In order for the interviewer to succeed in the interview sessions and be able to complete his work, he or she should advance the current of the interview through posing orderly and targeted questions. This requires knowledge and recognition in that area the gaining of which depends on the study of the history and or examining of literature review. When we study about the interview subject of several works, we become familiar with the issues and problems of that area, and in general, gain the information which is somehow a general recognition and can be a key for us for a more precise and deeper recognition. We also become familiar with important events and incidents related to the considered subject. The purpose of the research study is to obtain a more accurate insight and a clearer understanding of the research subject and its angles.

We can search the related important items in references and documents of the used resources in those works. We can also benefit from scientific resources in order to clarify the necessary cases. We will also become familiar with the mistakes and shortcomings of the former research and will try in our efforts not to make those mistakes. We can take part in the critical sessions of the related works if possible or study the reports about the critical sessions in the considered area, because we can obtain the useful data which may not be possible to have access to them in other ways. Knowing about the shortcomings and misplacements of the works of others can be a guide for us in which we can take more steps carefully.

Another benefit of studying the background of research is that we obtain a correct recognition of the research gaps in that field and our questions in an interview will be designed in such a way as to add new materials to human knowledge in that field.

Scientific work is not an individual one and separate from the works of others in the considered field. Thus, when we want to conduct an interview in a special field, in addition to familiarizing with the produced works in that field, we’d be better get familiar with the individuals who have already worked in similar subjects. Consulting with a few persons who have worked in the considered field can cause new apertures of knowledge to be opened for us and we can easily use the experiences of others the obtaining of which has been costly. On the other hand, using other viewpoints in conducting an interview can prevent some of our mistakes.

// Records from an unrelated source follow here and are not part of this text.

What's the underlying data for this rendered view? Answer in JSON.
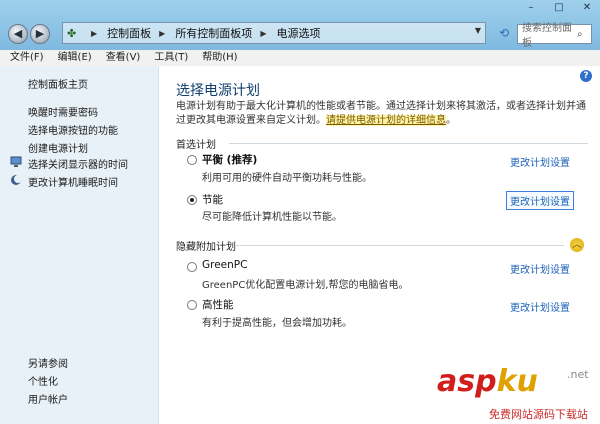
{
  "address": {
    "crumbs": [
      "控制面板",
      "所有控制面板项",
      "电源选项"
    ]
  },
  "search": {
    "placeholder": "搜索控制面板"
  },
  "menu": [
    "文件(F)",
    "编辑(E)",
    "查看(V)",
    "工具(T)",
    "帮助(H)"
  ],
  "sidebar": {
    "home": "控制面板主页",
    "items": [
      "唤醒时需要密码",
      "选择电源按钮的功能",
      "创建电源计划",
      "选择关闭显示器的时间",
      "更改计算机睡眠时间"
    ],
    "see_also_title": "另请参阅",
    "see_also": [
      "个性化",
      "用户帐户"
    ]
  },
  "main": {
    "title": "选择电源计划",
    "desc": "电源计划有助于最大化计算机的性能或者节能。通过选择计划来将其激活，或者选择计划并通过更改其电源设置来自定义计划。",
    "desc_link": "请提供电源计划的详细信息",
    "preferred_label": "首选计划",
    "hidden_label": "隐藏附加计划",
    "change_label": "更改计划设置",
    "plans": [
      {
        "name": "平衡 (推荐)",
        "desc": "利用可用的硬件自动平衡功耗与性能。",
        "selected": false
      },
      {
        "name": "节能",
        "desc": "尽可能降低计算机性能以节能。",
        "selected": true
      },
      {
        "name": "GreenPC",
        "desc": "GreenPC优化配置电源计划,帮您的电脑省电。",
        "selected": false
      },
      {
        "name": "高性能",
        "desc": "有利于提高性能，但会增加功耗。",
        "selected": false
      }
    ]
  },
  "watermark": {
    "logo_a": "asp",
    "logo_b": "ku",
    "net": ".net",
    "sub": "免费网站源码下载站"
  }
}
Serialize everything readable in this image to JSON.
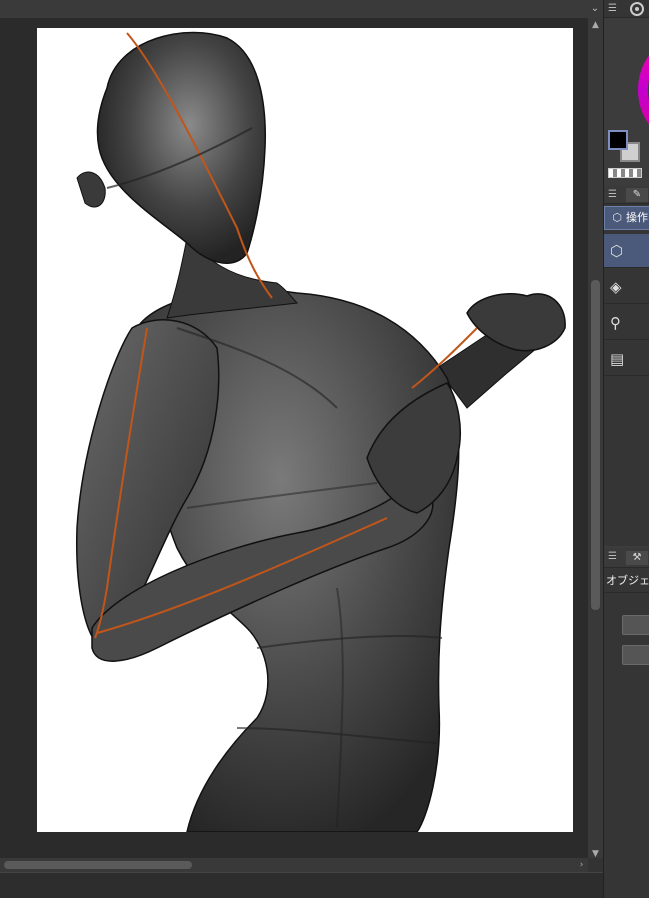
{
  "right_panel": {
    "color": {
      "main_color": "#000000",
      "sub_color": "#cfcfcf",
      "main_border": "#7e8fc4"
    },
    "tool": {
      "active_tab_label": "操作",
      "subtools": [
        {
          "icon": "object-select-icon",
          "active": true
        },
        {
          "icon": "layer-select-icon",
          "active": false
        },
        {
          "icon": "light-source-icon",
          "active": false
        },
        {
          "icon": "timeline-icon",
          "active": false
        }
      ]
    },
    "properties": {
      "title": "オブジェクト"
    }
  },
  "colors": {
    "accent": "#4b5a7a",
    "panel_bg": "#353535",
    "canvas_bg": "#2b2b2b",
    "paper": "#ffffff",
    "model_guide_line": "#c0561a"
  }
}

We should study the books, articles and the interviews which have been chosen to study with a critical view. We must remember that skepticism is one of the norms of science. Skepticism means that we should not accept it simply because something is published. The validity of materials is very important in history. Oral history is very different from story, novel, and literature. Therefore, we must evaluate what we read in order to find out its validity.

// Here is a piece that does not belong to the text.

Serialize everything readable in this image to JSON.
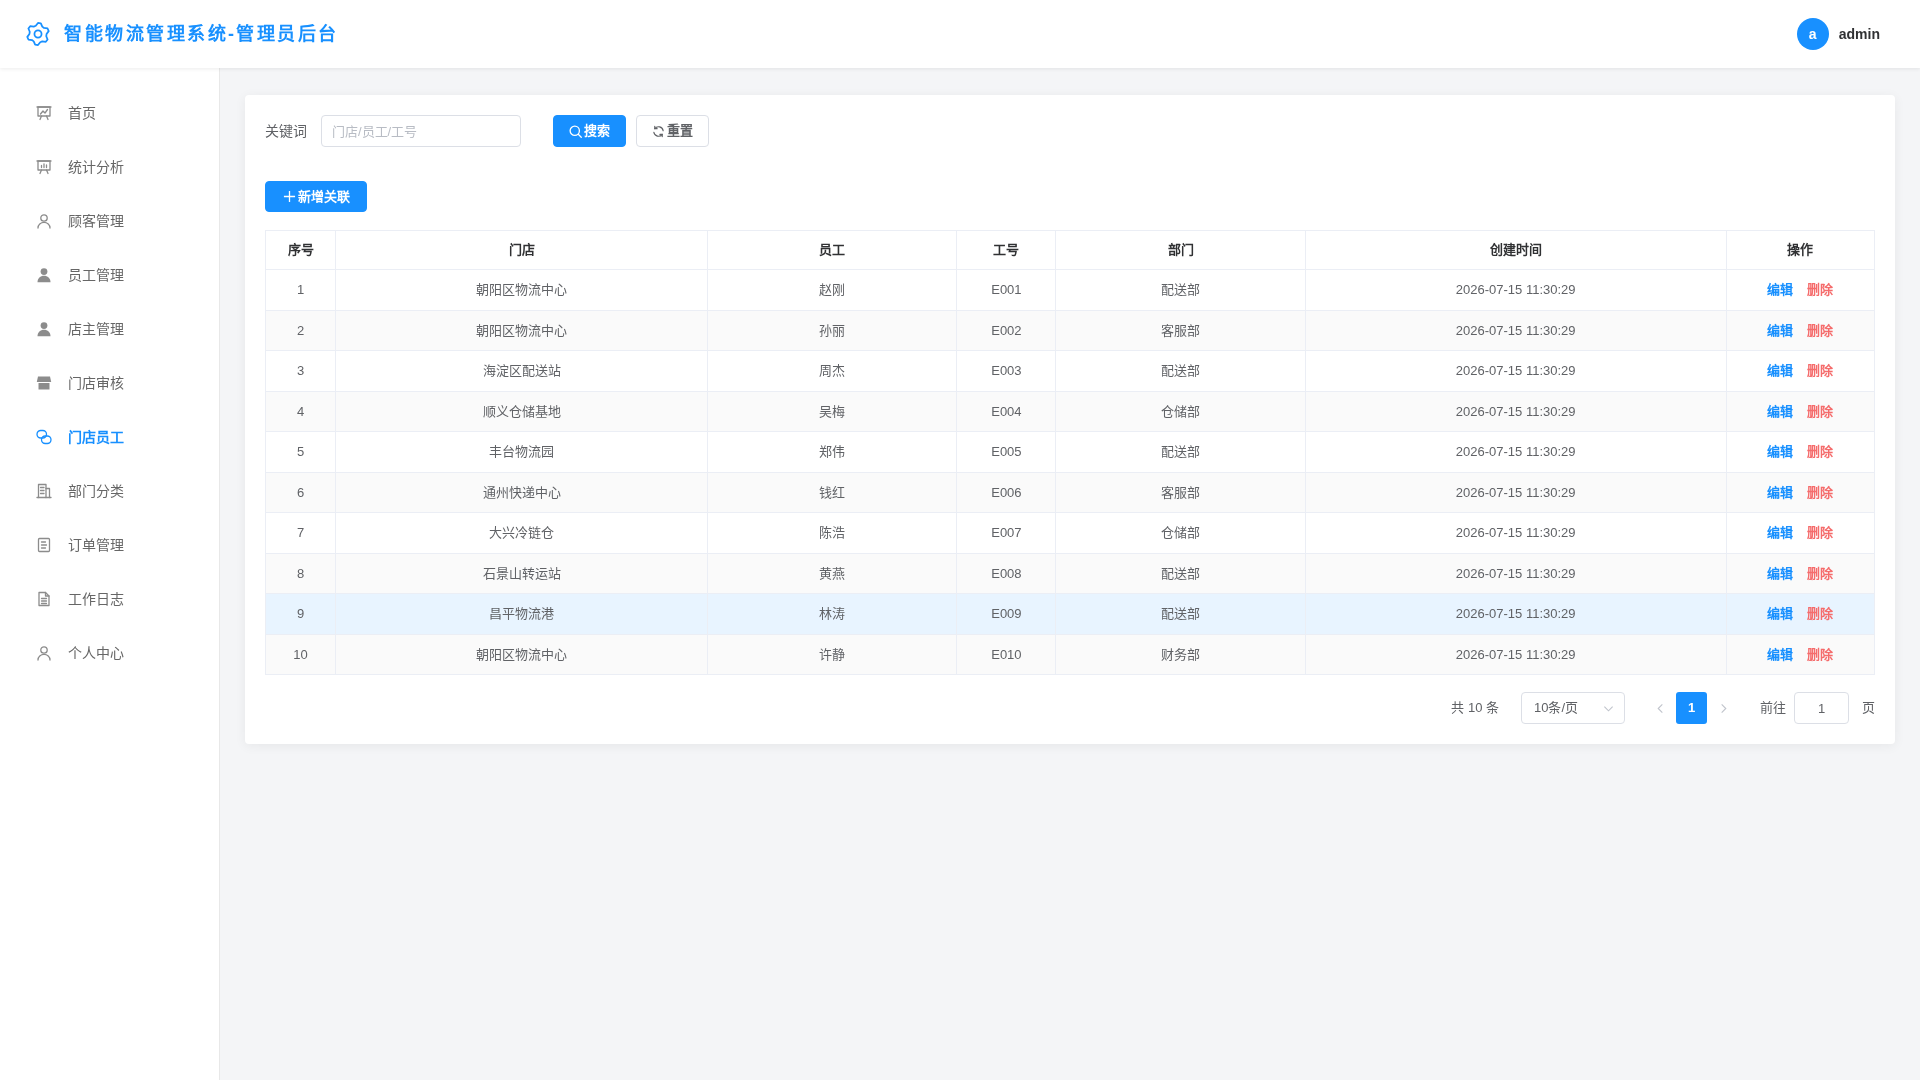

The critical study needs the skills the obtaining of which requires practice and exercise. We should pay more attention to the introduction of the books while studying. If a principled introduction is written for a book, after studying, we discover what its purpose is, with what methods the researcher has done his or her activities, and how much time he or she has spent for interviewing and compiling, and more important than all, what his or her limitations have been in executing the project. 

In studying any book, we should also notice to its structure and how the materials have been arranged. Equal structures and similar organizations in oral history books can be tedious to some audiences. Other important things that we should keep in mind are the use of documents. The documents are the evidences that will give credence to the materials.


Formation of questions

By conducting proper and enough research study and its completion through a specific study on each topic or interviewee, each oral history researcher will come to a stage that will formulate his or her research questions using the proper recognition. Considering that the subject of each interview is different from other topics, and the interviewees are different in terms of biography, climate, experiences, responsibilities, roles, family, knowledge and skills, personality, and many other things, in general, the research questions for every interviewee will become different, while a number of questions will also become similar.

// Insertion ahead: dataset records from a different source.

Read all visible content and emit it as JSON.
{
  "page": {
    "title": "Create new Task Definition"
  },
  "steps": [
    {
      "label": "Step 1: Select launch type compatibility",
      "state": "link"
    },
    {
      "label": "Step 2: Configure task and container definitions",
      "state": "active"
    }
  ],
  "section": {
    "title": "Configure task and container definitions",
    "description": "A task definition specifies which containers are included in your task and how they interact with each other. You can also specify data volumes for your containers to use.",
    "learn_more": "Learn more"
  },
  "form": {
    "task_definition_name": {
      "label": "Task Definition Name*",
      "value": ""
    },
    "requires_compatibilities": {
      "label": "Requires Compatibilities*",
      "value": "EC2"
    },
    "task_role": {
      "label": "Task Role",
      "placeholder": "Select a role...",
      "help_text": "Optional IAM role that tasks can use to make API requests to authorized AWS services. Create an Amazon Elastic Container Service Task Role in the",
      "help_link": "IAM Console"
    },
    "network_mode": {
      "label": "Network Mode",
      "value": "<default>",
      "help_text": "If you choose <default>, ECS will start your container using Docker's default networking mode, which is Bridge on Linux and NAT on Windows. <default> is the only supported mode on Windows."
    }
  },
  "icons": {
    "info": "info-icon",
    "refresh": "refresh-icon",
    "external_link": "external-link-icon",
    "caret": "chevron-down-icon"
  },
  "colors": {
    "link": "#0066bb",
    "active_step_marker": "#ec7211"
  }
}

After making and organizing the general questions of a research, now it is time to make questionnaire minor questions. At this point, for answering every research question, several minor questionnaire questions are made. In the execution phase, these questions act as a guide for the interviewee and the interviewee modifies them according to the requirements of the interview process. For example, the interviewer may answer two or three questions in response to one question that as a result, the answered questions will be deleted. Or that he or she expresses new cases in the interview that the interviewer considers his or her content inadequate or ambiguous, and therefore guiding the interview process correctly by making new questions at the same time.